I'm not sure how convincing I find this piece, by Alessandro Lizzeri and Marciano Siniscalchi, but it's worth a read if you've been following the debates over twin adoption studies. In the model, parents both expose their children to learning and protect them. Parents also judge a successful child by how much that child has their abilities, so in equilibrium the more a child differs from a parent, the more the parent intervenes to direct the path of the child's development.
Again, in the model children of "better" parents have better outcomes on average, above and beyond genetic transmission as a mechanism. When it comes to adopted children, parents intervene more and parents also bring more similar interventions to bear on identical twins than on fraternal twins.

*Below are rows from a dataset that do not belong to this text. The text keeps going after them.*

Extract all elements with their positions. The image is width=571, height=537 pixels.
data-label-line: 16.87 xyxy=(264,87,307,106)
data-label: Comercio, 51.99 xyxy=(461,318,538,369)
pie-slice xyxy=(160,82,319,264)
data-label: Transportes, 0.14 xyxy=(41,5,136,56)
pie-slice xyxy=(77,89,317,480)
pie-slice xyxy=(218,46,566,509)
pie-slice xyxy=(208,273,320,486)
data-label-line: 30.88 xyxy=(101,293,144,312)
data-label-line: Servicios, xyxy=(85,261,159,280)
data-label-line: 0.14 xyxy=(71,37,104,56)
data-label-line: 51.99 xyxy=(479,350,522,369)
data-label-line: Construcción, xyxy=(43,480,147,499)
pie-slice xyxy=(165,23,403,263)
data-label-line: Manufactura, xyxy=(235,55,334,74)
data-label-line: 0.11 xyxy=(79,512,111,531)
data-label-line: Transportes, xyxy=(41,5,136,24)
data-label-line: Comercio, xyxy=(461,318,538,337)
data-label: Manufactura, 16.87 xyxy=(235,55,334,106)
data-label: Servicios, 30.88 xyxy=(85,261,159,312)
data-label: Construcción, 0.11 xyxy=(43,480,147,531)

In twin adoption studies it will appear that parenting does not matter when in fact it does. Here is a neat passage from the paper:
Thus, differential sheltering by biological and adoptive parents provides a countervailing force to common rearing…We can also reinterpret this countervailing force…Differential sheltering by biological and adoptive parents implies that, despite being reared apart, adopted twins are in fact subject to a shared environmental influence–namely, adoption itself. This intuitively leads to greater phenotypic correlation by compensating for the lack of the direct commonrearing effect.
The piece ended up being published in the QJE 2008.
For the pointer I thank a loyal MR writer.